La marcha fue prohibida por la delegación gubernamental pero posteriormente fue aprobada por el Tribunal Supremo de Madrid. «Si durante la manifestación se producen gritos que violan el Código Penal o la Ley de Memoria Democrática», argumentó el tribunal, «las autoridades públicas deben reaccionar» e incluso romper la concentración, pero «no basta con albergar dudas genéricas sobre los posibles efectos negativos de una concentración para restringirla o prohibirla», añadió.
El delegado del Gobierno considera «extremadamente graves» los mensajes «racistas, xenófobos, homofóbicos y de amenazas de muerte» expresados durante la marcha y fuentes de la delegación explican que actualmente se están planteando imponer sanciones en virtud de la Ley de Memoria Democrática y también del Código Penal para «denunciar los hechos a las autoridades competentes si fuera necesario». Actualmente están analizando el informe policial, que remitirán al fiscal.
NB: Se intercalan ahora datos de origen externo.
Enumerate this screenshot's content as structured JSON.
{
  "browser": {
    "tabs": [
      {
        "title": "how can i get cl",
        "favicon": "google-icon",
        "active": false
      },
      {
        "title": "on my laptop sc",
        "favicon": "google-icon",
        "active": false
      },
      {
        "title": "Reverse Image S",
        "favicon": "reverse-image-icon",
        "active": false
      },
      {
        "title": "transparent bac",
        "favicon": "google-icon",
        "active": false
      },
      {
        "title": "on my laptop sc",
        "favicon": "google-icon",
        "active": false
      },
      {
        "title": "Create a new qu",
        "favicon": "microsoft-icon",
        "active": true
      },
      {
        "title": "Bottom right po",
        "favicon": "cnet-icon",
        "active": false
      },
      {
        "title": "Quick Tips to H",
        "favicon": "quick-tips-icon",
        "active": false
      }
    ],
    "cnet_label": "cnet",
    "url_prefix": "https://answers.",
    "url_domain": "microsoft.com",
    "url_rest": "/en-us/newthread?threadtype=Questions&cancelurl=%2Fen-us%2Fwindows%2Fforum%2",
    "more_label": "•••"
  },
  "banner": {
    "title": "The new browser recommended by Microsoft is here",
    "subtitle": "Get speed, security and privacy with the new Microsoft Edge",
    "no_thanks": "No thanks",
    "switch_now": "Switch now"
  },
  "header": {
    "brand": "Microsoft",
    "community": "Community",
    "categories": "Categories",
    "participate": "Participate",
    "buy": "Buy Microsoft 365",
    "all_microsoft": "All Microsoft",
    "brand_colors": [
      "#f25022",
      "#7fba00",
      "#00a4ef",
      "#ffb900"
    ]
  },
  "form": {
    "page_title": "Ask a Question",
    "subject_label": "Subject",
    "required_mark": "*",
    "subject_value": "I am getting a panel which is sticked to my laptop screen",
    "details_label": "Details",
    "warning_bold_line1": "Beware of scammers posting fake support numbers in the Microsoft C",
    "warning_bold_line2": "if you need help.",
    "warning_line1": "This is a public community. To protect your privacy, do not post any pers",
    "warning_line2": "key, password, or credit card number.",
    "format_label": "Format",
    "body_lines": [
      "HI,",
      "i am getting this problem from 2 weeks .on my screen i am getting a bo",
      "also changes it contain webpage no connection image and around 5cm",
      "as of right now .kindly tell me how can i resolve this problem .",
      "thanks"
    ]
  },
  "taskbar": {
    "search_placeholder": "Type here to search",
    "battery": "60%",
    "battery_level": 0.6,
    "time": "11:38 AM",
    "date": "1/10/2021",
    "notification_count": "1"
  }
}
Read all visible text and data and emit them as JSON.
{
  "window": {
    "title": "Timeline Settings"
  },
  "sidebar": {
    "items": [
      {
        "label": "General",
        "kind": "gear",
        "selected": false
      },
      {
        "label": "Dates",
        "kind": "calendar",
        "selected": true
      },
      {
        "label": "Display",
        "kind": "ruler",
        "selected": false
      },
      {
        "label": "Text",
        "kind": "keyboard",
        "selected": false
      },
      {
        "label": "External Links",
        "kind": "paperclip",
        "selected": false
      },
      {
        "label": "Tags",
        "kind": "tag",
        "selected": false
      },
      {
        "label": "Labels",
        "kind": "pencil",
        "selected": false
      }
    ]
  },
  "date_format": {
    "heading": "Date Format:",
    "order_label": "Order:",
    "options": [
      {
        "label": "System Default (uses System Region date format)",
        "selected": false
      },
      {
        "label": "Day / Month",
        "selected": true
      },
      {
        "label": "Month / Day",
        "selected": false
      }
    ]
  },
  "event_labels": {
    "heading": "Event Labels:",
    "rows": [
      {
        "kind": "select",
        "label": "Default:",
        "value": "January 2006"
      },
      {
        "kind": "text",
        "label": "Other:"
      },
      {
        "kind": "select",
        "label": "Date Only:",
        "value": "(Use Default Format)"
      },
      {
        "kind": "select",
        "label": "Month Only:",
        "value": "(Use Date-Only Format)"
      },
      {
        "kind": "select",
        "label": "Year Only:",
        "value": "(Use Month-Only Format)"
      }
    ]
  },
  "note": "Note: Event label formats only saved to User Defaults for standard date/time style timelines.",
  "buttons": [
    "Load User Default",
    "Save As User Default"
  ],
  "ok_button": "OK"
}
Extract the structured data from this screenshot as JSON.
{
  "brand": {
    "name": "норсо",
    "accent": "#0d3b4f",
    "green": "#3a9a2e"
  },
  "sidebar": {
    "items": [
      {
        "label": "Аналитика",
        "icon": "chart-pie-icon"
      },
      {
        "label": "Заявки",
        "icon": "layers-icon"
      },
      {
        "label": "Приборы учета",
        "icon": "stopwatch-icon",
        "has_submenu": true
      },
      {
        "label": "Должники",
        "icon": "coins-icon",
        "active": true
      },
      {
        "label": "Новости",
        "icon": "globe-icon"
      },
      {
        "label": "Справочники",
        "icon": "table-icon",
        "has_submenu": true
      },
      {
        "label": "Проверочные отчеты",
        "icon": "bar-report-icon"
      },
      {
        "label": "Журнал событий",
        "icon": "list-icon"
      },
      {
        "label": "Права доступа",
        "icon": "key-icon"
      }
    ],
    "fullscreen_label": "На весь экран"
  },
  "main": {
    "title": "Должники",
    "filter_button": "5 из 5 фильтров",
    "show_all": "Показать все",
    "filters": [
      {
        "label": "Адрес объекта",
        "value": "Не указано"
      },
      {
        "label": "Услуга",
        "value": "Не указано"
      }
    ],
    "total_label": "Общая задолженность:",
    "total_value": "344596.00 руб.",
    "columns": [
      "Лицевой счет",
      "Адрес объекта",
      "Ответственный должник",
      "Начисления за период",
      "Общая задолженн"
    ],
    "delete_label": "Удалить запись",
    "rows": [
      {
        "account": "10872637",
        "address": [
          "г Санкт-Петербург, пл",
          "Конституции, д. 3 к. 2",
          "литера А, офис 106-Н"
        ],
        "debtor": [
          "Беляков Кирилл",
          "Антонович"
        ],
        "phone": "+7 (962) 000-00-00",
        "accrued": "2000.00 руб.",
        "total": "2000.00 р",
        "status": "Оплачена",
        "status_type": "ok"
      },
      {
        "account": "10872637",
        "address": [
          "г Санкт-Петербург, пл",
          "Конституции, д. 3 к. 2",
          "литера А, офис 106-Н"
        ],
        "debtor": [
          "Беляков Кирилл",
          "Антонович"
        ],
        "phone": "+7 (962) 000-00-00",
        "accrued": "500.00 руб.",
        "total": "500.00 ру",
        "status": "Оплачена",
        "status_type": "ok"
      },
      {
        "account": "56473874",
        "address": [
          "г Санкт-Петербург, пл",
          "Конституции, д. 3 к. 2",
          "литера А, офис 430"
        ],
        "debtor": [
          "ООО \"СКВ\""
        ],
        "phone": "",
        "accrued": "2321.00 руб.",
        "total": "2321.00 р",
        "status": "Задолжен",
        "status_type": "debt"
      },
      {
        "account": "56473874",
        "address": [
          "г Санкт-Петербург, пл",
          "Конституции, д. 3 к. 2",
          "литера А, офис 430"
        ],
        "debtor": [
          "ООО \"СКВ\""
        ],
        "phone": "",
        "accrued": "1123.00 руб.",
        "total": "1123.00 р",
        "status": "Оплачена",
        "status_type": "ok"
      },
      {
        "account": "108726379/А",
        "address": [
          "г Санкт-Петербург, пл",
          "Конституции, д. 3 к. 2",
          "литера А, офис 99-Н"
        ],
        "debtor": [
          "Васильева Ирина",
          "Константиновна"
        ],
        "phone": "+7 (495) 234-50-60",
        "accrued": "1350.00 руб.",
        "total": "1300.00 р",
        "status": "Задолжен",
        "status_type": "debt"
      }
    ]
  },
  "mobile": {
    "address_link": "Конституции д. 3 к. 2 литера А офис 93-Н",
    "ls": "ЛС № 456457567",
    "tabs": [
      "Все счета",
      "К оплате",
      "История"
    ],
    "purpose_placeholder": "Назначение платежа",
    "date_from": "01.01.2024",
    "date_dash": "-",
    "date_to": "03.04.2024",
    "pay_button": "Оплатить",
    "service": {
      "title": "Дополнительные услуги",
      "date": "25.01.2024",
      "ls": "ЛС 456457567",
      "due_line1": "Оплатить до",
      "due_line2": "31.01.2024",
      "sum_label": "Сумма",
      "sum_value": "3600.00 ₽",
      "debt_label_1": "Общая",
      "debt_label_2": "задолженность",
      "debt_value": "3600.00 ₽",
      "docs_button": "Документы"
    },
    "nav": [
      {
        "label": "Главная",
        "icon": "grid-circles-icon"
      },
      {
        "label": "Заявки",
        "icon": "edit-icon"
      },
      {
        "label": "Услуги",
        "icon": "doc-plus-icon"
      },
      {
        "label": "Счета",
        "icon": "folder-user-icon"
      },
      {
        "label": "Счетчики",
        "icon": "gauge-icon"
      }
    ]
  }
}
El artículo 62 de la Ley de Memoria Democrática considera acciones que “conduzcan a la exaltación personal o colectiva del levantamiento militar, la guerra o la dictadura, sus líderes, los participantes en el sistema represivo o las organizaciones que apoyaron el régimen dictatorial, si entrañan descrédito, desprecio o humillación de las víctimas o sus familiares”. La multa prevista en estos casos oscila entre 10.001 y 150.000 euros. El Secretario de Estado responsable de la memoria democrática es responsable de iniciar y resolver el caso de sanciones.
El ministro de Transformación Digital y secretario general del PSOE en Madrid, Óscar López, se refirió este sábado a la Marcha de la Falange durante un acto del partido en la universidad pública. “En esta manifestación la gente gritó que fusilaran al presidente del Gobierno, y yo quiero exigir dos cosas: Feijóo condena los gritos de ayer [por el sábado] “Hubo protestas contra Sánchez en las calles de Madrid, y el mismo juez que aprobó esta manifestación con un recurso de Falange ahora condena a quienes pidieron que le dispararan en la nuca al presidente del Gobierno”.
Críticas cruzadas a la politización del poder judicial
El líder del PP, Alberto Núñez Feijóo, no se pronunció inicialmente sobre los acontecimientos de la Marcha de Falange. El partido dedicó gran parte de su mensaje del día a condenar al fiscal general Álvaro García Ortiz por la filtración de datos confidenciales sobre la pareja de la presidenta madrileña Isabel Díaz Ayuso. La viceconsejera de Sanidad y Política Social del Partido Popular, Carmen Fúnez, ha asegurado este sábado en Puertollano (Ciudad Real) que el PSOE intenta deslegitimar al poder judicial «para proteger a uno de los suyos» al presentar al condenado «como una víctima y cuestionar la imparcialidad del Tribunal Supremo». La condena del Fiscal General, enfatizó Fúnez, es también una condena política al presidente Sánchez, quien “lo designó, lo protegió y lo utilizó”.
Por su parte, la vicepresidenta segunda, Yolanda Díaz, aprovechó la conferencia política del Movimiento Sumar este sábado para acusar a un sector del poder judicial de “suspender sus funciones constitucionales para intervenir en política” contra el gobierno progresista. Díaz insistió en que García Ortiz era «inocente», expresó su «asombro» por el anuncio de la sentencia del Tribunal Supremo y acusó al PP de querer «dominar el Consejo General del Poder Judicial para influir en la vida política» del país.